Sel olur, çığ düşer, aynı hezeyan…
Terör saldırısı olur, canlı bombanın hamiliğine soyunur.
Teröriste “şeref madalyası” takma alçaklığını gösterir.
Salgın olur, (Kovid 19) felaketin yaygınlaşması için bütün
melanetini sergilediler.
Millet “ Biz Bize
Yeteriz.” diyerek dayanışma yarışına girerken bunlar: “Biz Size Yetmeyiz.” diyerek nefret kustular…
Şimdi…
Deprem bölgesinde enkaz üzerinde belirdiler.
Enkaz çakalları…
Devletin, yardımları
engellediği, yardım edenleri de tutukladığı iftirasıyla
sosyal kaosun pimini çekti.
Terörün başka türüdür, bu.
Terörün amacı, devlet otoritesini ortadan kaldırıp kendini
devletin yerine ikame etmektir.
Amaç aynı…
Ne kadar ipten, kazıktan boşanmış varsa, sosyal medya denilen
arenada saldırıyorlar.
Şaşırtıcı mı?
Hayır!..
Bunların millet yararına bir şey yapmayacakları,
karakter(sizlik)lerinin gereğidir.
Her şeyi araç olarak kullanmakla bilinirler.
KYK yurtlarının
depremzedelere tahsis edilmesine karşılar.

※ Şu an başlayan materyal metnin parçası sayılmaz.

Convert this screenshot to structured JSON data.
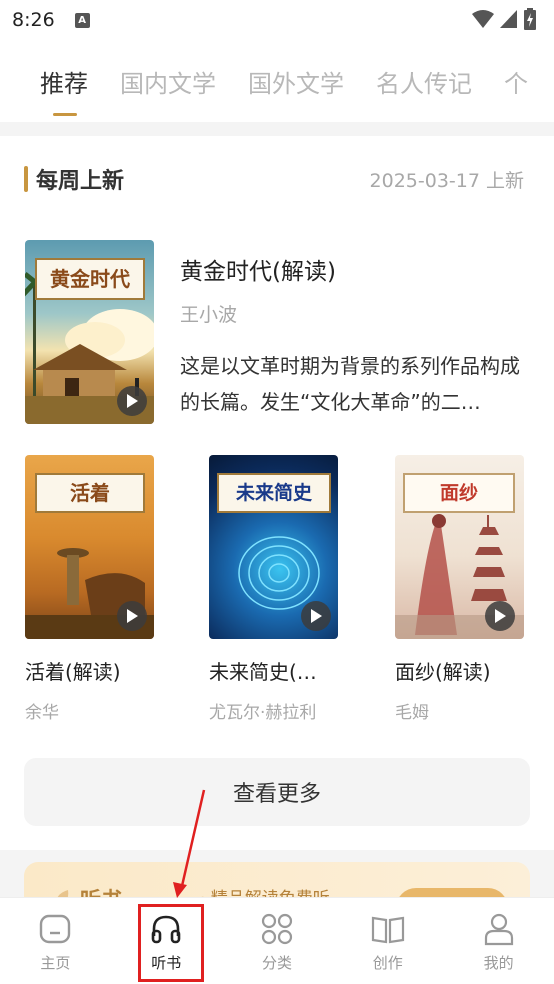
{
  "status_bar": {
    "time": "8:26",
    "notification_icon": "a-icon"
  },
  "tabs": [
    {
      "label": "推荐",
      "active": true
    },
    {
      "label": "国内文学",
      "active": false
    },
    {
      "label": "国外文学",
      "active": false
    },
    {
      "label": "名人传记",
      "active": false
    },
    {
      "label": "个",
      "active": false
    }
  ],
  "section": {
    "title": "每周上新",
    "date": "2025-03-17 上新"
  },
  "featured": {
    "cover_title": "黄金时代",
    "title": "黄金时代(解读)",
    "author": "王小波",
    "description": "这是以文革时期为背景的系列作品构成的长篇。发生“文化大革命”的二…"
  },
  "books": [
    {
      "cover_title": "活着",
      "title": "活着(解读)",
      "author": "余华"
    },
    {
      "cover_title": "未来简史",
      "title": "未来简史(…",
      "author": "尤瓦尔·赫拉利"
    },
    {
      "cover_title": "面纱",
      "title": "面纱(解读)",
      "author": "毛姆"
    }
  ],
  "more_button": "查看更多",
  "promo": {
    "title": "听书",
    "subtitle": "· 精品解读免费听"
  },
  "bottom_nav": [
    {
      "label": "主页",
      "icon": "home-icon"
    },
    {
      "label": "听书",
      "icon": "headphones-icon",
      "active": true
    },
    {
      "label": "分类",
      "icon": "category-icon"
    },
    {
      "label": "创作",
      "icon": "book-open-icon"
    },
    {
      "label": "我的",
      "icon": "person-icon"
    }
  ],
  "colors": {
    "accent": "#c89640",
    "highlight": "#e02020"
  }
}
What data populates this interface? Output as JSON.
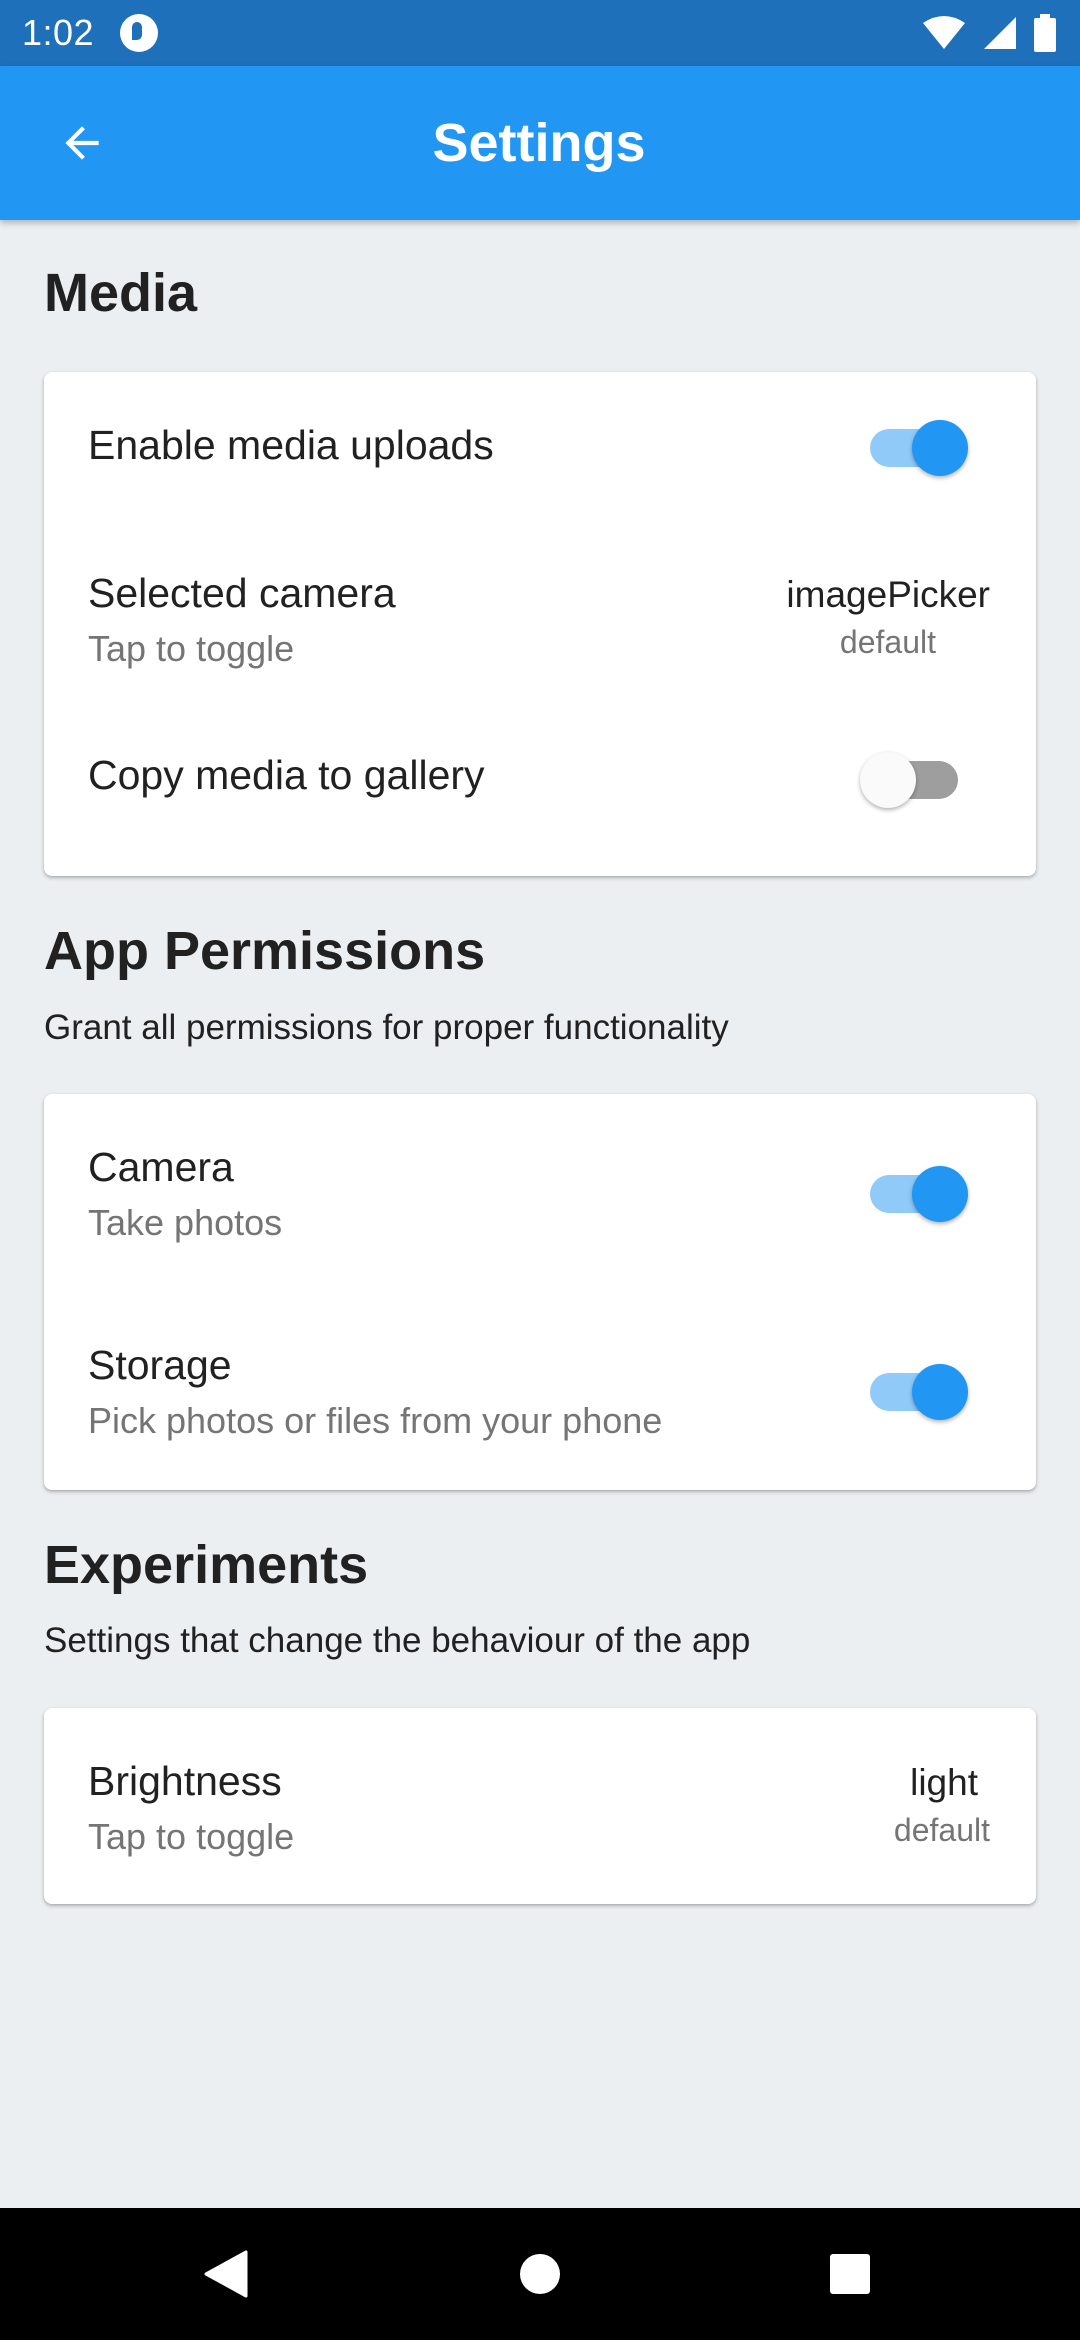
{
  "status_bar": {
    "time": "1:02",
    "icons": [
      "app-notification-icon",
      "wifi-icon",
      "cell-signal-icon",
      "battery-icon"
    ]
  },
  "app_bar": {
    "title": "Settings",
    "back_icon": "arrow-back-icon"
  },
  "colors": {
    "status_bar": "#1e70ba",
    "app_bar": "#2196f3",
    "accent": "#2196f3",
    "accent_track": "#90caf9",
    "background": "#eceff1"
  },
  "sections": {
    "media": {
      "title": "Media",
      "items": {
        "enable_uploads": {
          "title": "Enable media uploads",
          "enabled": true
        },
        "selected_camera": {
          "title": "Selected camera",
          "subtitle": "Tap to toggle",
          "value": "imagePicker",
          "value_sub": "default"
        },
        "copy_to_gallery": {
          "title": "Copy media to gallery",
          "enabled": false
        }
      }
    },
    "permissions": {
      "title": "App Permissions",
      "description": "Grant all permissions for proper functionality",
      "items": {
        "camera": {
          "title": "Camera",
          "subtitle": "Take photos",
          "enabled": true
        },
        "storage": {
          "title": "Storage",
          "subtitle": "Pick photos or files from your phone",
          "enabled": true
        }
      }
    },
    "experiments": {
      "title": "Experiments",
      "description": "Settings that change the behaviour of the app",
      "items": {
        "brightness": {
          "title": "Brightness",
          "subtitle": "Tap to toggle",
          "value": "light",
          "value_sub": "default"
        }
      }
    }
  },
  "nav_bar": {
    "icons": [
      "back-triangle-icon",
      "home-circle-icon",
      "recents-square-icon"
    ]
  }
}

Bunu Gezi benzeri bir kalkışmaya zemin
hazırlamak için üniversite gençliğini kışkırtmayı deneyeceklerine şüphe
yok.
Diğer bir husus da sığınmacılar
üzerinden provokasyonlara başlamış olmalarıdır.
Tanıyoruz, bunları…
15 Temmuz gecesi halkın
katledilişini çay, kahve içerek seyreden melanet bir zihniyet bu kez pimi
deprem enkazı üzerinde(n) çekti.
Yapay afet!..
“Tank göndermeye gerek
kalmadı.” diyen kefere dergi Charlie Hebdo
ile bunlar aynı mihraktan yönetiliyorlar.
Kur’an yakan Rasmuss Paludan ile “Deprem siyasal islamla ilişkilidir” diyen aynı.
Yüz on üç yıl önce (1913) Mehmet Akif, Balkan Savaşları’nda hercümerç olmuş Osmanlı’yı
anlatırken günümüze de sesleniyor:
“Gitme ey yolcu,
berâber oturup ağlaşalım:
Elemim bir yüreğin kârı değil, paylaşalım:
Ne yapıp ye’simi kahreyleyeyim, bilmem ki?
Öyle dehşetli muhîtimde dönen mâtem ki! ..
Ah!
Karşımda vatan nâmına bir kabristan
Yatıyor şimdi... Nasıl yerlere geçmez insan?
Şu mezarlar ki uzanmış gidiyor, ey yolcu,
Nereden başladı yükselmeye, bak, nerde ucu!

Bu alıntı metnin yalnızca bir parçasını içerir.